Produkt des Monats Juli 2002

von Heiko H. Gogolin

Jet Set Radio Future ist verdammt heißer Scheiß, keine Frage. Der überall gefeierte Vorgänger auf der Dreamcast war schon brilliant, aber Segas Programmier-Crew Smilebit legt noch ein ganzes Level drauf. Ein Scannen der E3-Neuheiten, die im Herbst bis Winter unsere Fernsehschirme in Angriff nehmen, zeigt, das der von Jet Set Radio erstmals gekickte Cel-Shading-Style überall regiert. Von Ego Shooter über Autorennen bis hin zum neuen Celda revitalisiert die frisch-cartoonig-konturierte Ästhetik die Optik ganzer Genres.
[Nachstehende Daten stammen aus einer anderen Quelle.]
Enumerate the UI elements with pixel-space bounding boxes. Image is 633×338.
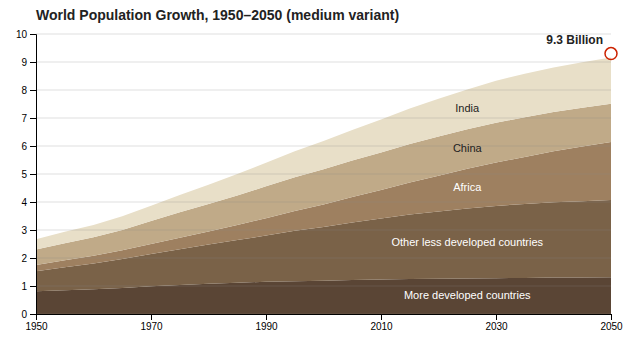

Im Sequel zu einem der besten Games 2000 spielen wir einen Rollerblade Tagger der Tokyoer Gang The GGs, cruisen hurtig durch die Straßen und übersprühen Graffitis anderer Gangs. Dabei nervt die private Polizeieinheit der Rokkaku-Gruppe, finstere Gesellen, die Graffiti immer noch nicht für Kunst halten. Im fortgeschrittenen Spielverlauf fährt die Security-Truppe allerhand Kriegsmaschinerie wie Panzer, Hubschrauber oder sogar Jets auf, um uns non-verbal am Verschönen der Großstadt zu hindern. Gegenüber dem ersten Teil wurde das Handling vom Sprühen sehr vereinfacht. Ein einfacher Druck auf die linke Schultertaste genügt - also keine verquerten Stickverdrehungen mehr, wäre beim Hochgeschwindigkeitssprühen auf vertrackten Plattform-Konstruktionen auch anders schwer möglich. Wer mit der vorhandenen Motiv-Auswahl nicht zufrieden ist, sammelt Graffiti-Souls oder zeichnet im Editor gleich eigene Tags. Die meist riesigen Areale bleiben anfangs nah am Vorgänger, erfreuen einen später aber durch imaginative Architektur in auf Konsole selten gesehener Weitsicht, da werden gelegentliche Slowdowns und kleine Übersichtsprobleme gern in Kauf genommen. Der Speicherplatz auf der DVD ermöglicht einen ca. 30 Tunes satten Soundtrack, teils Remische von Big Beat-lastigen Tracks des Vorgängers, zum Großteil aber Highlights aus dem Archiv des Grand Royal Labels (R.I.P.), also z.B. Cibo Matto, Russel Simins, Bran Van 3000 oder Beastie Boy ADROCKs Solo-Projekt BS 2000. Steuerungstechnisch bleibt's gegenüber aktuellen Trendsporttiteln straight actionorientiert und daher simpel: Ein spektakulärer Grind auf Strommasten oder einer Achterbahn verlangt noch nicht einmal einen Knopfdruck. Jeder Level featuret neben den Hauptaufgaben meistens noch ein Wettrennen und 'nen Flaggensammel-Contest, ganz zu schweigen von diversen Multiplayer-Games. Die etwas plump auf jugendlich-hip machende deutsche Übersetzung nervt leider ein wenig, aber wer spielt diesen Smasher schon wegen der Texte.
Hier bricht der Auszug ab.